A light bulb when lighting your video, remember that more light is generally better. However, a few things to watch out for when looking at the image in your viewfinder.
First, let’s talk about why we need to light and what it does for your production. Good lighting gives you saturated colors and improves your depth of field. Light defines an image’s texture and shadowing, thus determining how three-dimensional it looks Lighting is used to make a scene appear natural. If you’re filming an office worker sitting at a desk, you can set up a light that imitates a desk lamp. You use light to direct the viewer’s eye toward the most important object in your frame.

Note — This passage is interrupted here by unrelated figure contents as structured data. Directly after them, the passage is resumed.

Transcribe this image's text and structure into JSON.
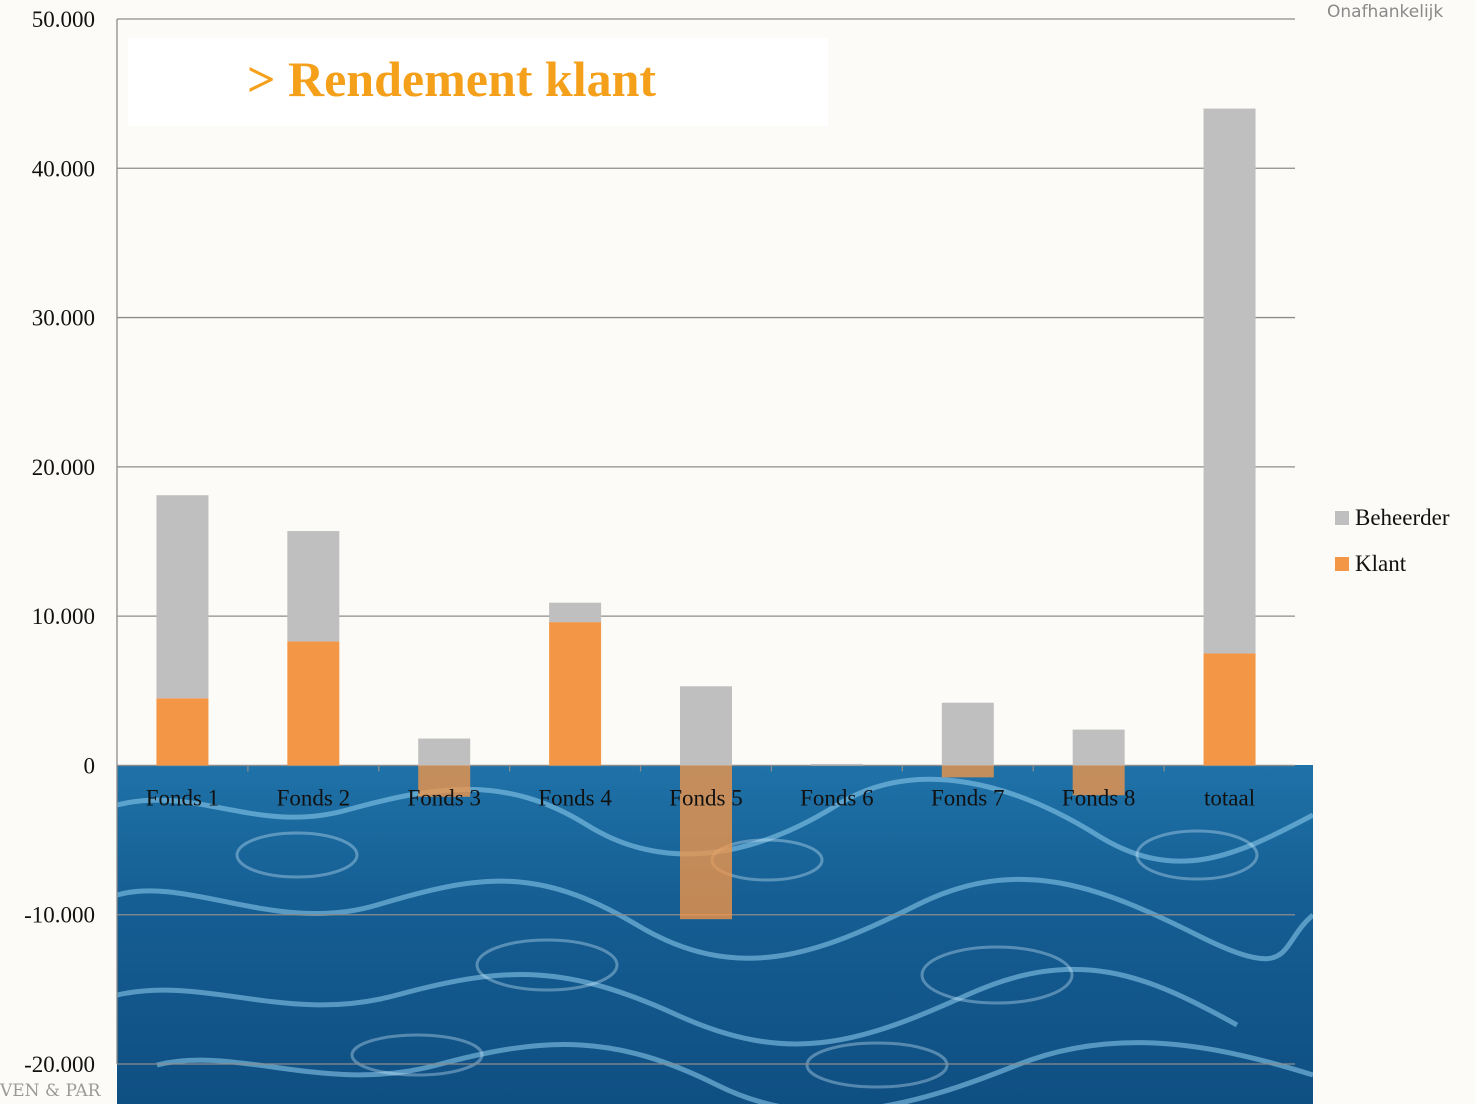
{
  "slide": {
    "title": "> Rendement klant",
    "tagline": "Onafhankelijk",
    "footer_logo": "VEN & PAR"
  },
  "colors": {
    "beheerder": "#bfbfbf",
    "klant": "#f39646",
    "title": "#f5a01a"
  },
  "chart_data": {
    "type": "bar",
    "stacked": true,
    "categories": [
      "Fonds 1",
      "Fonds 2",
      "Fonds 3",
      "Fonds 4",
      "Fonds 5",
      "Fonds 6",
      "Fonds 7",
      "Fonds 8",
      "totaal"
    ],
    "series": [
      {
        "name": "Klant",
        "color": "#f39646",
        "values": [
          4500,
          8300,
          -2100,
          9600,
          -10300,
          0,
          -800,
          -2000,
          7500
        ]
      },
      {
        "name": "Beheerder",
        "color": "#bfbfbf",
        "values": [
          13600,
          7400,
          1800,
          1300,
          5300,
          100,
          4200,
          2400,
          36500
        ]
      }
    ],
    "ylim": [
      -20000,
      50000
    ],
    "yticks": [
      50000,
      40000,
      30000,
      20000,
      10000,
      0,
      -10000,
      -20000
    ],
    "ytick_labels": [
      "50.000",
      "40.000",
      "30.000",
      "20.000",
      "10.000",
      "0",
      "-10.000",
      "-20.000"
    ],
    "grid": true,
    "legend_position": "right",
    "legend": [
      "Beheerder",
      "Klant"
    ]
  }
}
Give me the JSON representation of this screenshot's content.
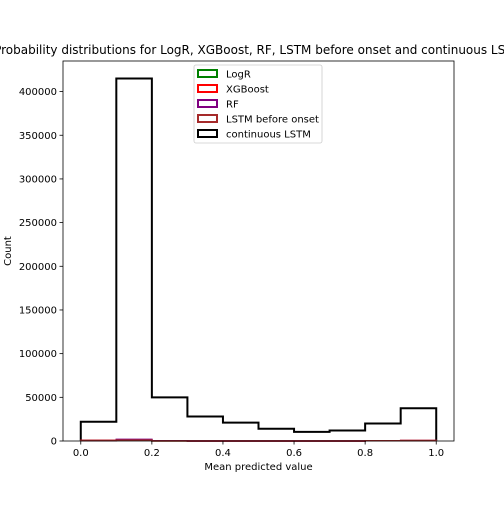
{
  "chart_data": {
    "type": "bar",
    "title": "Probability distributions for LogR, XGBoost, RF, LSTM before onset and continuous LSTM",
    "xlabel": "Mean predicted value",
    "ylabel": "Count",
    "xlim": [
      -0.05,
      1.05
    ],
    "ylim": [
      0,
      435000
    ],
    "bin_edges": [
      0.0,
      0.1,
      0.2,
      0.3,
      0.4,
      0.5,
      0.6,
      0.7,
      0.8,
      0.9,
      1.0
    ],
    "x_ticks": [
      0.0,
      0.2,
      0.4,
      0.6,
      0.8,
      1.0
    ],
    "x_tick_labels": [
      "0.0",
      "0.2",
      "0.4",
      "0.6",
      "0.8",
      "1.0"
    ],
    "y_ticks": [
      0,
      50000,
      100000,
      150000,
      200000,
      250000,
      300000,
      350000,
      400000
    ],
    "y_tick_labels": [
      "0",
      "50000",
      "100000",
      "150000",
      "200000",
      "250000",
      "300000",
      "350000",
      "400000"
    ],
    "histtype": "step",
    "grid": false,
    "legend_position": "top-center",
    "series": [
      {
        "name": "LogR",
        "color": "#008000",
        "values": [
          600,
          1200,
          200,
          50,
          30,
          20,
          15,
          20,
          300,
          500
        ]
      },
      {
        "name": "XGBoost",
        "color": "#ff0000",
        "values": [
          700,
          1500,
          200,
          50,
          30,
          20,
          15,
          20,
          350,
          600
        ]
      },
      {
        "name": "RF",
        "color": "#800080",
        "values": [
          500,
          1800,
          250,
          60,
          40,
          25,
          15,
          25,
          300,
          400
        ]
      },
      {
        "name": "LSTM before onset",
        "color": "#a52a2a",
        "values": [
          400,
          1000,
          150,
          50,
          30,
          20,
          15,
          20,
          250,
          350
        ]
      },
      {
        "name": "continuous LSTM",
        "color": "#000000",
        "values": [
          22000,
          415000,
          50000,
          28000,
          21000,
          14000,
          10500,
          12000,
          20000,
          37500
        ]
      }
    ]
  }
}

Light can separate an object (or person) from the background, make it stand out, or give it a sparkle. You can control where the viewer’s eye moves by changing the light. Try as you may, you can rarely fix bad lighting in post . If it’s underexposed and you bring up the levels, your image looks grainy and low quality, like using the gain control on the camera instead of adjusting the iris. If the image is too hot, that means that the camera reads it as ‘white’, solid white, so there are no details in that area of the image. We’ve all seen a photo or a video clip where a light was reflecting off someone’s glasses or head. All you see is white, you can’t fix that in the post.
Here are Some Tips to Keep in Mind Before You Shoot:
Adjust the brightness of the viewfinder before you start shooting. Often people turn the brightness way up or way down on the display of the camera, and then they think that their video is correctly exposed (has enough light). When they get into post-production, they wonder why it’s so dark (underexposed) or so hot (overexposed). It’s because you blamed your eyes, and didn’t trust the camera. If the view finder’s brightness is set somewhere in the middle (50%), and you have to crank it to 100% to see anything, then you don’t have enough light.
Use the zebra feature on your camera. This function will let you know if the video is peeking, or too ‘hot’, by displaying red stripes over the area. And it will display green stripes of correctly exposed images. You don’t have to keep it on if you find it too distracting (which it is), but it’s useful.
Use the iris control first. When light conditions are such that the lighting is poor, use the iris setting of the camera to let in more light. This will not make your picture look like crap. If you still don’t have enough light after setting the iris, use the gain on the camera, but know that the more gain, the crappier the result will be, it will be grainy and have little saturation (color).
Turn on all the lights or move the setup. Simple and effective. If you’re shooting indoors and the lighting sucks, turn on all the lights in the room, I know it’s obvious, but people forget. Bring in lights and lamps from other rooms if you have to. Open the blinds and curtains, and make sure to white balance if you have to do this. Do these steps on any video shoot and your results will be better, and it will become second nature. You’ll be the envy of all your friends because you’ll be the only one who gets usable footage of the party, wedding reception, and any other event you shoot.